La scène est cocasse. Lors de la présentation de la déclaration gouvernementale, le député de la N-VA Theo Francken dit tout le bien qu’il pense des recettes que la Vivaldi compte glaner au cours de cette législature dans la lutte contre la fraude fiscale et sociale, soit 2,3 milliards d’euros, ce qui lui semble tout à fait irréaliste. Moqueur, le Premier Alexander De Croo le reprend, en glissant qu’il est étonné "qu’un parlementaire aussi expérimenté que lui" fasse une telle erreur sur le plan budgétaire en sortant le chiffre de 2,3 milliards d’euros. Et de conclure qu'on n'est pas en maternelle, ici".
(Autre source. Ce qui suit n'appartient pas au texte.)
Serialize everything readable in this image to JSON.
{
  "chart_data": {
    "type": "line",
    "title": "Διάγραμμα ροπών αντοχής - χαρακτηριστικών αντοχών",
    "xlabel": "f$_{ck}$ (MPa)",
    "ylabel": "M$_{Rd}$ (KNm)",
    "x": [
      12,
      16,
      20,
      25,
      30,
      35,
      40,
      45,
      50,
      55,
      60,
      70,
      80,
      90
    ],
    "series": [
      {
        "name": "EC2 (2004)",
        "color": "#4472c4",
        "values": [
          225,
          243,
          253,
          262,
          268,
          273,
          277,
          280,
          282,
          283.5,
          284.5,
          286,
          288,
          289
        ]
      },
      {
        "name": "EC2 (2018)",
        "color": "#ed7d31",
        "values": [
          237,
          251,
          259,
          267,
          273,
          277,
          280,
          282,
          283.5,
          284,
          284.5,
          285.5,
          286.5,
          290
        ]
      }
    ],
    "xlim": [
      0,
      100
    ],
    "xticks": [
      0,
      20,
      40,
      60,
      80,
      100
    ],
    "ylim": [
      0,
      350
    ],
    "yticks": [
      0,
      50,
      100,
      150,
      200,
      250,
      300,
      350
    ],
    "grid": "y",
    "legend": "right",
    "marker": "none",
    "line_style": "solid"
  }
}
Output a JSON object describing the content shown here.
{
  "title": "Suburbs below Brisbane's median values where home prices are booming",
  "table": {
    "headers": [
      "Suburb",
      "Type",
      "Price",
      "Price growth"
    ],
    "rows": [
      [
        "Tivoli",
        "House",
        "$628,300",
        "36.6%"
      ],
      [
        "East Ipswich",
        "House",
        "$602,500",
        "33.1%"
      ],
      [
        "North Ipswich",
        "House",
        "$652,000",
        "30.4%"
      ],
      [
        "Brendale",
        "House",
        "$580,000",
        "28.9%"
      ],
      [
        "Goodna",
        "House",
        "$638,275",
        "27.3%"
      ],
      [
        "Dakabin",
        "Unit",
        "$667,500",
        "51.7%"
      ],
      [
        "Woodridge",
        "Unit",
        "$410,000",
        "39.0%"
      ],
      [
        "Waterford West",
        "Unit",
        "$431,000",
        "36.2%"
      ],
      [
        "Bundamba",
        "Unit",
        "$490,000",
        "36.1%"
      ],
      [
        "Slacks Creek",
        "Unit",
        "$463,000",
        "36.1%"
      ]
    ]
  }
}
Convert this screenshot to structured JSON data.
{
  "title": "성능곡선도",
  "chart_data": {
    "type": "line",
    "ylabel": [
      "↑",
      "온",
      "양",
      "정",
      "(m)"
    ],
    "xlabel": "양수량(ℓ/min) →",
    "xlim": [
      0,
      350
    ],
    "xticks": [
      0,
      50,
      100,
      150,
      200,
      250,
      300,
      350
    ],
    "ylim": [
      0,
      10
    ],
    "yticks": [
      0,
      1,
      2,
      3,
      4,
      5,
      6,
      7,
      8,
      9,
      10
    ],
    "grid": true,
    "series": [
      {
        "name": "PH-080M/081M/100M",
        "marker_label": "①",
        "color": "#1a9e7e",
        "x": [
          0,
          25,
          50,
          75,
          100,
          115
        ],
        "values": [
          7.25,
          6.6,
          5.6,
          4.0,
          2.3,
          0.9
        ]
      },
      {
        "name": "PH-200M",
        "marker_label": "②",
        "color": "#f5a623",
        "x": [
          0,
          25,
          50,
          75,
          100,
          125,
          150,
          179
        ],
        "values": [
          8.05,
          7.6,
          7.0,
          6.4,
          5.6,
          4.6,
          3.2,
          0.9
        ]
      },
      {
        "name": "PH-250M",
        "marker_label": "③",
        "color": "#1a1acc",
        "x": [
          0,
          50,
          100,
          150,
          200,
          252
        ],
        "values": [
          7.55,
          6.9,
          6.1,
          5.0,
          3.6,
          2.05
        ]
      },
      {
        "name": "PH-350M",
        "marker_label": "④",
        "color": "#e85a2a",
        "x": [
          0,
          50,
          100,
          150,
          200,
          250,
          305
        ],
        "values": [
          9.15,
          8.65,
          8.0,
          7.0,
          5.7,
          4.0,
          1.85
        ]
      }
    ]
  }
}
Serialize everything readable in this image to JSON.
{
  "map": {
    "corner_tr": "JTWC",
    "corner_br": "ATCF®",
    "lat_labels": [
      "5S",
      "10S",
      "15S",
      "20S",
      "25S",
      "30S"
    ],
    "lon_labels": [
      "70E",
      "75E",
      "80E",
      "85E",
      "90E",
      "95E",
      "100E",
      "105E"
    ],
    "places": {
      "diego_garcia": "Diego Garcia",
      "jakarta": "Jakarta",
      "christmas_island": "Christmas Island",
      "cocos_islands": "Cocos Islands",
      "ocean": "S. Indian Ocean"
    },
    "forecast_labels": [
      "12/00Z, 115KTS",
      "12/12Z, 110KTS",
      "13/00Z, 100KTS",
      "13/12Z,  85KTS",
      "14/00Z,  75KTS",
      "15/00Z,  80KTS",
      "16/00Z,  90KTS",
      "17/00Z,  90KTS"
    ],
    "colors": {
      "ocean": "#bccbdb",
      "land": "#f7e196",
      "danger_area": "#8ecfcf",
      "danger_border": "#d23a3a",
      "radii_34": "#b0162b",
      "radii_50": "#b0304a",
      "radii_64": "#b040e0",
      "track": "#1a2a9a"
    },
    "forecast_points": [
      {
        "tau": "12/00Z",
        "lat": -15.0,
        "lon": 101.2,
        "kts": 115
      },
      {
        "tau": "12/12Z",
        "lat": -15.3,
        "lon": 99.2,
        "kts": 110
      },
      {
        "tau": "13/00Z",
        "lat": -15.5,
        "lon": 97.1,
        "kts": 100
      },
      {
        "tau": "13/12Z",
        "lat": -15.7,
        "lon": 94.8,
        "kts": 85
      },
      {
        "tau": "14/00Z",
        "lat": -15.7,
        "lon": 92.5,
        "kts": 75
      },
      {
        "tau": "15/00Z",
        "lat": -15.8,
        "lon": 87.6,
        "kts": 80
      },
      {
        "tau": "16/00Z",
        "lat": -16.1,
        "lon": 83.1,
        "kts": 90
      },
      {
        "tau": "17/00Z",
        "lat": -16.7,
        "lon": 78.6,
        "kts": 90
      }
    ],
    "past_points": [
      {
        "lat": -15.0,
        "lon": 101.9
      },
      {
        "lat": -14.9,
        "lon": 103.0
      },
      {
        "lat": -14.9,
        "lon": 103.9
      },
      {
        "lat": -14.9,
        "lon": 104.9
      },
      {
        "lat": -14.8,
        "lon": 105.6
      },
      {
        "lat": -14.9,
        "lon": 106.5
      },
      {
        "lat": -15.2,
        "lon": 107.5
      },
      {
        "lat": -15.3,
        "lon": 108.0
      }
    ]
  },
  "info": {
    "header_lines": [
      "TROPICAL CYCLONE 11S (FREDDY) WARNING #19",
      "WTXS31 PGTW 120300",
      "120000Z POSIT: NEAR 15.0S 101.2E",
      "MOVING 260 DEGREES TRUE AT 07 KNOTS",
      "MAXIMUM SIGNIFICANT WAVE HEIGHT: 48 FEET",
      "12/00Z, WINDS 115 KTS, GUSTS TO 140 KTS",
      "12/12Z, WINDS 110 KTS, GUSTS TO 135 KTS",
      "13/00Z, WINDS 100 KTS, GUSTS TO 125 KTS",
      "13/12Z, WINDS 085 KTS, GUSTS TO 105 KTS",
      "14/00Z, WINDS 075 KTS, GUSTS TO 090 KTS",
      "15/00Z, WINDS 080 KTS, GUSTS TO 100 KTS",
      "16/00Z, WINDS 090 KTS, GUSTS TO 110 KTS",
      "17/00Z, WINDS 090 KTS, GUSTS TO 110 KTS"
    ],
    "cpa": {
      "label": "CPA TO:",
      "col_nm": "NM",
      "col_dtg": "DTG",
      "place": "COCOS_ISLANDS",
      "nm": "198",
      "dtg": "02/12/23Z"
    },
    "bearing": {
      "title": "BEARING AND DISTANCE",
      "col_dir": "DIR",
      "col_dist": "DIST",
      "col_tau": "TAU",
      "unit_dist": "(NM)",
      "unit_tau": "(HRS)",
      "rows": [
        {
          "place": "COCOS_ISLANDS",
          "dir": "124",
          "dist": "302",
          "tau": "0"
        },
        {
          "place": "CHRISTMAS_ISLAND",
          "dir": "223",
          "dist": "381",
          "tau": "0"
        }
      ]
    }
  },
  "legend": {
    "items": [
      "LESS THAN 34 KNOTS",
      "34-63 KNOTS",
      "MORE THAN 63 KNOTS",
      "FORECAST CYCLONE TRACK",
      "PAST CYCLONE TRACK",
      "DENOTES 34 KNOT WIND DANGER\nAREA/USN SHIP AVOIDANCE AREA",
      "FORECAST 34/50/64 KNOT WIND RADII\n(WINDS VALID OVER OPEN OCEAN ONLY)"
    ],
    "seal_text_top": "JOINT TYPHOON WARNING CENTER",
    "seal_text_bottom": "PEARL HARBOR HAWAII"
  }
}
D’après le Premier ministre, la lutte contre la fraude doit en effet rapporter un milliard d’euros en rythme de croisière. Il ajoute que ces recettes, d’année en année, ne sont pas cumulatives comme le laisse croire le député de la N-VA. Et Francken de jeter un œil vers son voisin de gauche avec un air de "qu’ai-je donc dit comme bêtise ?". 

Qui a raison ?

Le député indépendantiste flamand n’a en réalité pas commis d’erreur. Sur la base des tableaux budgétaires en notre possession, la Vivaldi compte effectivement récolter 2,3 milliards de 2021 à 2024 (200 millions en 2021, 400 en 2022, 700 en 2023 et 1 milliard en 2024). Mais là où De Croo a raison, c’est évidemment que les 400 millions de recettes de 2022 n’intègrent forcément pas les 200 millions de 2021. On ne peut en effet comptabiliser deux fois le même fraudeur pris la main dans le sac (encore que...). En ce sens, les montants ne sont donc pas cumulatifs. Mais rien n’interdit de les additionner pour se faire une idée du décompte final sur l'ensemble de la législature, ce qu’a fait Theo Francken. Enfin, il faut préciser qu’à la fin de la législature, en 2024, si toutes les mesures prévues sont mises en place, la lutte contre la fraude devrait rapporter 1 milliard d’euros en rythme de croisière. Pour rappel, c'était 750 millions d'euros en rythme de croisière sous la Suédoise, et on n'y est jamais arrivé. Bref, De Croo et Francken ont raison tous les deux pour avoir abordé la technique budgétaire sous deux angles différents… Un vrai dialogue de sourds, en somme.